Yuafriza menjelaskan, pendidikan adalah hak warga negara. Layanan dasar ini harus dipenuhi pemerintah. Persoalan di Kepulauan Mentawai, wilayahnya sangat luas dengan permukiman penduduknya yang terpencar-pencar. Jangankan antardesa, antardusun saja jaraknya jauh dan kebanyakan tidak terhubung jalan darat.
Sementara itu, lokasi sekolah berada di pusat desa dan kecamatan. Dampaknya, siswa di luar itu harus berjalan kaki ke sekolah atau naik sampan kalau tidak ada jalan. Pilihan lain kos atau tinggal di asrama yang disediakan pemerintah desa meskipun jarang.
Menyediakan sekolah filial untuk SD dari kelas I-III atau I-IV, kata Yuafriza, bisa jadi alternatif untuk mengatasi daerah terpencil, seperti ini. Dengan demikian, anak-anak kecil tidak terpaksa harus terpisah dari orangtua untuk sekolah di pusat desa karena harus mengekos.
Sebagai contoh, YCM Mentawai dulu punya beberapa sekolah hutan (semacam SD filial) di Pulau Siberut untuk tempat belajar anak-anak di pedalaman. Salah satu sekolah ini di Dusun Tinambu, Desa Saliguma, Kecamatan Siberut Tengah, misalnya, sudah diserahkan pengelolaannya ke Dinas Pendidikan Kepulauan Mentawai.
”Selain itu, tentu jalan harus segera dibangun dan disediakan transportasi publik sehingga layanan pendidikan bisa inklusi dan dinikmati semua masyarakat Mentawai, terutama di pedalaman,” ujarnya.
Kepala Dinas Pendidikan Kepulauan Mentawai Oreste Sakeru mengakui, anak-anak di sejumlah lokasi di kabupaten ini, termasuk di Dusun Sinaka, masih kesulitan mengakses sekolah.
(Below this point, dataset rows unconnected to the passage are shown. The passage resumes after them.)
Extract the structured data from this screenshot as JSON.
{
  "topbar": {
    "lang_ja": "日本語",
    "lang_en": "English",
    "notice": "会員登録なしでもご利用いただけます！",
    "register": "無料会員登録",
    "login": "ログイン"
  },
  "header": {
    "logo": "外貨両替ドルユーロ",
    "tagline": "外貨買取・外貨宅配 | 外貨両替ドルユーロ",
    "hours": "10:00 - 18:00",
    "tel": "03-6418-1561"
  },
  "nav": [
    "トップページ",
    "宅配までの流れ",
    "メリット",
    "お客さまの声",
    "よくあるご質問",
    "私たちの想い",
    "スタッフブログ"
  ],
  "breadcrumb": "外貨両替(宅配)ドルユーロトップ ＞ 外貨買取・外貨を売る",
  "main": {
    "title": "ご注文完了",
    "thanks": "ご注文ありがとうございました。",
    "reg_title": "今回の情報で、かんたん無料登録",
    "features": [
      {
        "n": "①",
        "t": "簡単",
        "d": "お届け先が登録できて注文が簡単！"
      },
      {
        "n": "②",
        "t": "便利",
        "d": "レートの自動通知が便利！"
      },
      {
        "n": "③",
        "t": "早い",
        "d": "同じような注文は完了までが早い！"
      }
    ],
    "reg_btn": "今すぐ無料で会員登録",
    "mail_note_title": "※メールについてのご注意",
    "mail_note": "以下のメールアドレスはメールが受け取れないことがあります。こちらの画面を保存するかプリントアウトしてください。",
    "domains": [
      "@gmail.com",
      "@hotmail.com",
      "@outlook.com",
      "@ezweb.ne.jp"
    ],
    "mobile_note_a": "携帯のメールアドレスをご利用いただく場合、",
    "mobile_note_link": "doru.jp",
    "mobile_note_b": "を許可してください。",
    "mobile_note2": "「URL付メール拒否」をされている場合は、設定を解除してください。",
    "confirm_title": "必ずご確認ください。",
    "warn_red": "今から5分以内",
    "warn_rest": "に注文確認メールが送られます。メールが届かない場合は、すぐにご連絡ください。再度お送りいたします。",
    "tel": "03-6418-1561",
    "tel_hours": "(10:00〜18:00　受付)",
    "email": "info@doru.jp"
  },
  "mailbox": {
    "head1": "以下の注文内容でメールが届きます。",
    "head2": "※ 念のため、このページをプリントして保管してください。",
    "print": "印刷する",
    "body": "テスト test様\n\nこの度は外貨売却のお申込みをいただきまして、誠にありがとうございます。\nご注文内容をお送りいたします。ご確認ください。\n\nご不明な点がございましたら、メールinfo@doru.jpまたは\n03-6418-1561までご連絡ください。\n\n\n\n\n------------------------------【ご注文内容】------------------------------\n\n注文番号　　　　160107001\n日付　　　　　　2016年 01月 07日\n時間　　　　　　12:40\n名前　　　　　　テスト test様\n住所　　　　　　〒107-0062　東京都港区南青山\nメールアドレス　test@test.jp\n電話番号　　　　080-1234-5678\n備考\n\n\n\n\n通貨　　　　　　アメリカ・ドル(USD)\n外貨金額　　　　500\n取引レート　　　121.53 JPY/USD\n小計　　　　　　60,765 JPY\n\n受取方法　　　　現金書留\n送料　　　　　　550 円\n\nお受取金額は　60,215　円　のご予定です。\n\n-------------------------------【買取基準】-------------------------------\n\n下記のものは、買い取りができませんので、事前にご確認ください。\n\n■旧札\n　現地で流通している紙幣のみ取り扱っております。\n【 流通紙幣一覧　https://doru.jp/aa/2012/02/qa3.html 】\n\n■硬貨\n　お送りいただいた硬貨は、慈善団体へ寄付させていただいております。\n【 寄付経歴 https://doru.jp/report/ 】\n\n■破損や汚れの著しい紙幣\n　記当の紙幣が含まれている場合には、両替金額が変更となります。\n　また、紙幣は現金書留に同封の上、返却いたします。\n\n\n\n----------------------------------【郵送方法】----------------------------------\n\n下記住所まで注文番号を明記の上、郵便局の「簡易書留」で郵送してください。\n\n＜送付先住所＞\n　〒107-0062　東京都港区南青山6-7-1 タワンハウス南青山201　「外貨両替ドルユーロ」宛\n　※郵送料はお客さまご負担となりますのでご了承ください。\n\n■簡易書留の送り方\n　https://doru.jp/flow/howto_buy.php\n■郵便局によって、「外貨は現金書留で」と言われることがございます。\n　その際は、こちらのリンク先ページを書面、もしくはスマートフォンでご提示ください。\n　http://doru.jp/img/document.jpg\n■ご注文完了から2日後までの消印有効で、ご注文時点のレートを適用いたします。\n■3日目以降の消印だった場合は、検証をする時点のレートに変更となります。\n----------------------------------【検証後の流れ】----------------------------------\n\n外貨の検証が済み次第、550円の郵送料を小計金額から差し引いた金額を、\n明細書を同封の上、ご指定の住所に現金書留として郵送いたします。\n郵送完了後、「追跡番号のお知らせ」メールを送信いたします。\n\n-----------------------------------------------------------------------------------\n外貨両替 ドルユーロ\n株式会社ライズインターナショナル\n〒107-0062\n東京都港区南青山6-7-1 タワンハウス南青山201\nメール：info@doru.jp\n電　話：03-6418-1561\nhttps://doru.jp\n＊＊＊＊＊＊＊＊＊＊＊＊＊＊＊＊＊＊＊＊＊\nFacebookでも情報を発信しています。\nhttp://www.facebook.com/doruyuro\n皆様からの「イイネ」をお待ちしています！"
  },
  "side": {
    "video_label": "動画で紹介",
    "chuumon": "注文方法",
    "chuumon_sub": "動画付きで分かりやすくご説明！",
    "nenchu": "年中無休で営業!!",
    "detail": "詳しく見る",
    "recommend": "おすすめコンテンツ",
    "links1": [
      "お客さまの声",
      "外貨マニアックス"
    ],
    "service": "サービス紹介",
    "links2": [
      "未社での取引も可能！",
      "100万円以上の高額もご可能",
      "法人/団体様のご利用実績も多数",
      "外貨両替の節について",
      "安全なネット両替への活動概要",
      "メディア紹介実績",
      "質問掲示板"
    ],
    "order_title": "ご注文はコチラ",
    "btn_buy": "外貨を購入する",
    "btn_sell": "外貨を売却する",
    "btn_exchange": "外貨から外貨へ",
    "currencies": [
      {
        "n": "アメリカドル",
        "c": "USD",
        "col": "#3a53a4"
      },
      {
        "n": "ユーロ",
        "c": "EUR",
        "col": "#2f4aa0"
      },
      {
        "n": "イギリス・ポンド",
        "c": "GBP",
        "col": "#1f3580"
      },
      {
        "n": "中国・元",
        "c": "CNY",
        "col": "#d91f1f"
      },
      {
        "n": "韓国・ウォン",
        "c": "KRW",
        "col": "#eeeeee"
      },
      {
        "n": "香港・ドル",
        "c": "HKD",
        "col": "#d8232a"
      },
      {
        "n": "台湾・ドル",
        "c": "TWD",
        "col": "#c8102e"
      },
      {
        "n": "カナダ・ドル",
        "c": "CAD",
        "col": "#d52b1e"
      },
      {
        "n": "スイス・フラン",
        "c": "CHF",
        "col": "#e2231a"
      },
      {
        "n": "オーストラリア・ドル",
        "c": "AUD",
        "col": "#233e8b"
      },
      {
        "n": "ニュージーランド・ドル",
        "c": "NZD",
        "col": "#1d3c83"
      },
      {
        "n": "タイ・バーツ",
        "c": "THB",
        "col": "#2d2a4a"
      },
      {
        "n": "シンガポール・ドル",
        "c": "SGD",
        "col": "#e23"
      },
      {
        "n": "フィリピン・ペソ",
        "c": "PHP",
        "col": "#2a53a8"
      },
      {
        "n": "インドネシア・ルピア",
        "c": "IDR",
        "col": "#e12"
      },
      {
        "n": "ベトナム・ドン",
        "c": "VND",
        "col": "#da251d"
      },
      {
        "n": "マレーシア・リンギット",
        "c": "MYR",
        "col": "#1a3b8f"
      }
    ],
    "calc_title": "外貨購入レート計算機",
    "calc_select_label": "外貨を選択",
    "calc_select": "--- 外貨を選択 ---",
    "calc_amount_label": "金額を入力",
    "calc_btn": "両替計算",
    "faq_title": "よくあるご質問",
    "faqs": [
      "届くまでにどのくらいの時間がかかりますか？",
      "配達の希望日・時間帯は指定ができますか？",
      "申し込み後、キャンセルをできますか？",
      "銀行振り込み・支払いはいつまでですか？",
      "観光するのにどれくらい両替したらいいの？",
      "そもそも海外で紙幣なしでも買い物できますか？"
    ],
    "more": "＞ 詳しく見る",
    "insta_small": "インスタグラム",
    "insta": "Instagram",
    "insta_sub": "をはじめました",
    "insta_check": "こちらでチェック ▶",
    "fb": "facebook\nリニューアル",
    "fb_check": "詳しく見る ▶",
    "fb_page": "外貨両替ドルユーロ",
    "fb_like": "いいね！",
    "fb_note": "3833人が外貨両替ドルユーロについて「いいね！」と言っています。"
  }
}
Ada yang mesti mendayung sampan, berjalan kaki berjam-jam, dan sebagainya. Itu merupakan tantangan layanan pendidikan di daerah kepulauan.
Menurut Oreste, dinas akan membuka sekolah filial di lokasi tersebut. Selain jumlah siswa belum memadai untuk mendirikan sekolah biasa, sekolah filial merupakan solusi paling cepat untuk melayani kebutuhan anak-anak.
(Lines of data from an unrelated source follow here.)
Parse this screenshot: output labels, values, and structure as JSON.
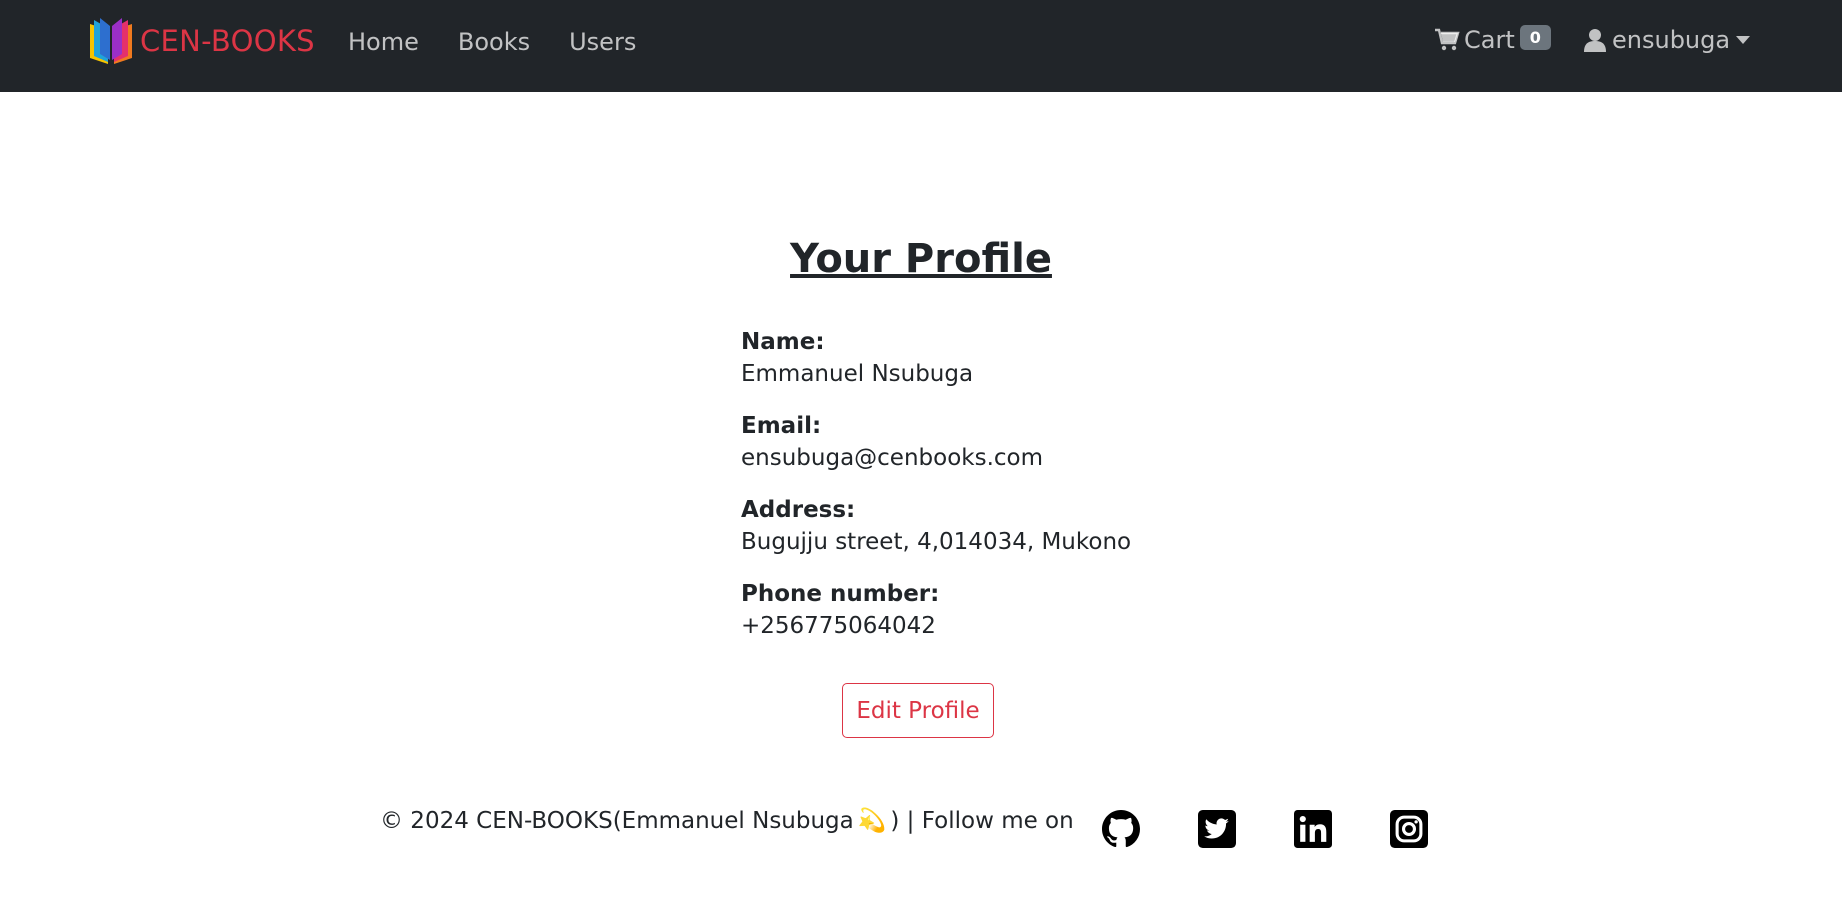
{
  "brand": {
    "name": "CEN-BOOKS",
    "icon": "book-logo-icon"
  },
  "nav": {
    "links": [
      {
        "label": "Home"
      },
      {
        "label": "Books"
      },
      {
        "label": "Users"
      }
    ],
    "cart": {
      "label": "Cart",
      "count": "0",
      "icon": "cart-icon"
    },
    "user": {
      "label": "ensubuga",
      "icon": "user-icon"
    }
  },
  "profile": {
    "title": "Your Profile",
    "fields": [
      {
        "label": "Name:",
        "value": "Emmanuel Nsubuga"
      },
      {
        "label": "Email:",
        "value": "ensubuga@cenbooks.com"
      },
      {
        "label": "Address:",
        "value": "Bugujju street, 4,014034, Mukono"
      },
      {
        "label": "Phone number:",
        "value": "+256775064042"
      }
    ],
    "edit_label": "Edit Profile"
  },
  "footer": {
    "text_before": "© 2024 CEN-BOOKS(Emmanuel Nsubuga",
    "sparkle": "💫",
    "text_after": ") | Follow me on",
    "social": [
      "github-icon",
      "twitter-icon",
      "linkedin-icon",
      "instagram-icon"
    ]
  },
  "colors": {
    "navbar": "#212529",
    "brand": "#dc3545",
    "badge": "#6c757d"
  }
}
”Jawabannya, memang harus kami buka sekolah filial. Walaupun biayanya besar dan berat, itu mesti dilakukan karena ada amanat undang-undang. Tidak boleh satu warga pun yang tidak terlayani pendidikannya. Solusi sementara itu, sembari menunggu akses transportasi darat terbuka (ke sekolah induk),” kata Oreste, Senin (26/6/2023).
Untuk kasus di Dusun Sinaka, Oreste menjelaskan, dinas segera membuka SD filial untuk kelas rendah atau kelas I-III. ”Belum di tahun ajaran ini (Juli 2023), tetapi kami usahakan Januari 2024. Kami harus siapkan lokal, gedung lama mungkin masih kami rehab,” ujarnya.
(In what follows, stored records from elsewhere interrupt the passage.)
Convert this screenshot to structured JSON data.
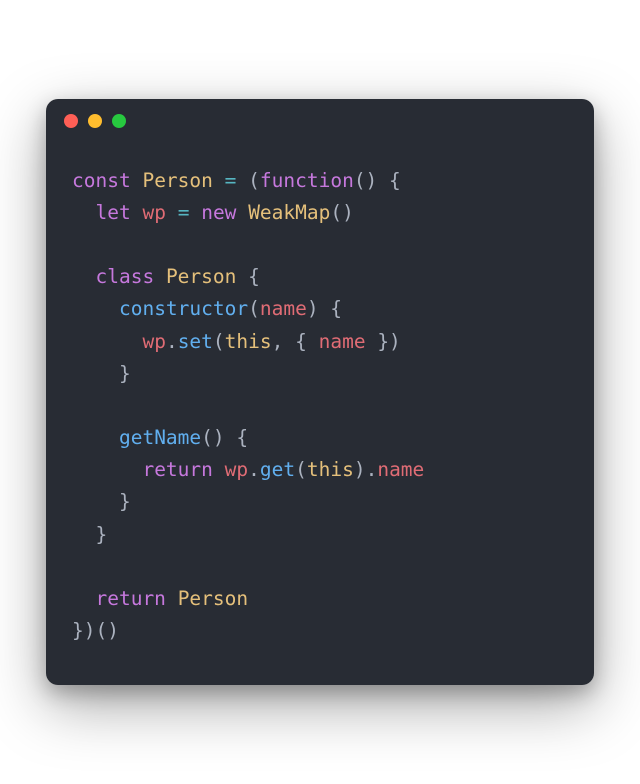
{
  "tokens": [
    [
      {
        "t": "const",
        "c": "kw"
      },
      {
        "t": " ",
        "c": "pun"
      },
      {
        "t": "Person",
        "c": "cls"
      },
      {
        "t": " ",
        "c": "pun"
      },
      {
        "t": "=",
        "c": "op"
      },
      {
        "t": " (",
        "c": "pun"
      },
      {
        "t": "function",
        "c": "kw"
      },
      {
        "t": "() {",
        "c": "pun"
      }
    ],
    [
      {
        "t": "  ",
        "c": "pun"
      },
      {
        "t": "let",
        "c": "kw"
      },
      {
        "t": " ",
        "c": "pun"
      },
      {
        "t": "wp",
        "c": "var"
      },
      {
        "t": " ",
        "c": "pun"
      },
      {
        "t": "=",
        "c": "op"
      },
      {
        "t": " ",
        "c": "pun"
      },
      {
        "t": "new",
        "c": "kw"
      },
      {
        "t": " ",
        "c": "pun"
      },
      {
        "t": "WeakMap",
        "c": "cls"
      },
      {
        "t": "()",
        "c": "pun"
      }
    ],
    [],
    [
      {
        "t": "  ",
        "c": "pun"
      },
      {
        "t": "class",
        "c": "kw"
      },
      {
        "t": " ",
        "c": "pun"
      },
      {
        "t": "Person",
        "c": "cls"
      },
      {
        "t": " {",
        "c": "pun"
      }
    ],
    [
      {
        "t": "    ",
        "c": "pun"
      },
      {
        "t": "constructor",
        "c": "fn"
      },
      {
        "t": "(",
        "c": "pun"
      },
      {
        "t": "name",
        "c": "var"
      },
      {
        "t": ") {",
        "c": "pun"
      }
    ],
    [
      {
        "t": "      ",
        "c": "pun"
      },
      {
        "t": "wp",
        "c": "var"
      },
      {
        "t": ".",
        "c": "pun"
      },
      {
        "t": "set",
        "c": "fn"
      },
      {
        "t": "(",
        "c": "pun"
      },
      {
        "t": "this",
        "c": "this"
      },
      {
        "t": ", { ",
        "c": "pun"
      },
      {
        "t": "name",
        "c": "var"
      },
      {
        "t": " })",
        "c": "pun"
      }
    ],
    [
      {
        "t": "    }",
        "c": "pun"
      }
    ],
    [],
    [
      {
        "t": "    ",
        "c": "pun"
      },
      {
        "t": "getName",
        "c": "fn"
      },
      {
        "t": "() {",
        "c": "pun"
      }
    ],
    [
      {
        "t": "      ",
        "c": "pun"
      },
      {
        "t": "return",
        "c": "kw"
      },
      {
        "t": " ",
        "c": "pun"
      },
      {
        "t": "wp",
        "c": "var"
      },
      {
        "t": ".",
        "c": "pun"
      },
      {
        "t": "get",
        "c": "fn"
      },
      {
        "t": "(",
        "c": "pun"
      },
      {
        "t": "this",
        "c": "this"
      },
      {
        "t": ").",
        "c": "pun"
      },
      {
        "t": "name",
        "c": "prop"
      }
    ],
    [
      {
        "t": "    }",
        "c": "pun"
      }
    ],
    [
      {
        "t": "  }",
        "c": "pun"
      }
    ],
    [],
    [
      {
        "t": "  ",
        "c": "pun"
      },
      {
        "t": "return",
        "c": "kw"
      },
      {
        "t": " ",
        "c": "pun"
      },
      {
        "t": "Person",
        "c": "cls"
      }
    ],
    [
      {
        "t": "})()",
        "c": "pun"
      }
    ]
  ]
}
Oreste menambahkan, jumlah SD di Kepulauan Mentawai saat ini 134 SD, termasuk 7 SD swasta. Masih dibutuhkan 20-30 SD lagi agar memenuhi aspek keamanan dan kenyamanan siswa. Walakin, kebutuhan itu tidak segera bisa direalisasikan, tetapi disesuaikan dengan skala prioritas.